Результатом рассмотрения дела «Адри-Вионне против Швейцарии» стало признание ЕСПЧ права родителей на участие в похоронах их мертворожденного ребенка частью права на уважение частной жизни [1]. Согласно материалам дела заявительница, находящаяся в состоянии шока, а также отец ребенка отрицательно ответили на вопрос акушерки относительно того, хотят ли они до вскрытия увидеть тело своего ребенка. Позднее, по решению социального работника и органа ЗАГС, принятому с учетом выраженной родителями воли, возраста плода и психического состояния автора жалобы тело захоронили в общей могиле для мертворожденных детей без церемонии похорон и в отсутствие родителей. Последние были проинформированы о решении только после погребения, что помешало им принять участие в похоронах, равно как и определиться с местом погребения и его формой. Также Суд счел обоснованным довод заявительницы, что тело ребенка перевозилось на кладбище в торговом фургоне, неприспособленном для этих целей.
В аналогичных случаях ЕСПЧ указывает, что праву на уважение частной жизни корреспондирует обязанность государств – участников Конвенции соблюдать волю родителей, имеющую особое значение, поскольку требует высокой степени осторожности и деликатности [11, с. 38].

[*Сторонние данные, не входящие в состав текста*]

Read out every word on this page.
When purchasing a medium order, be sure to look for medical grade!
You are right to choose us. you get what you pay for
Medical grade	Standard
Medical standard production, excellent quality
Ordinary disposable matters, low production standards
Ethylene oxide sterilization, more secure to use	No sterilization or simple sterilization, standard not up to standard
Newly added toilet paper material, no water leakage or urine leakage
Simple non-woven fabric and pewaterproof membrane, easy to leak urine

Таким образом, рассматривая дела по жалобам на нарушение ст. 8 Конвенции, ЕСПЧ достаточно широко трактует термин «частная (личная) жизнь», который включает обширный перечень общественных отношений: связанных с физической, психологической или моральной неприкосновенностью человека, с его физической и социальной индивидуальностью (к примеру, вопросы автономии пациентов медицинских учреждений, признания граждан недееспособными, реализации права на участие в похоронах своих родственников).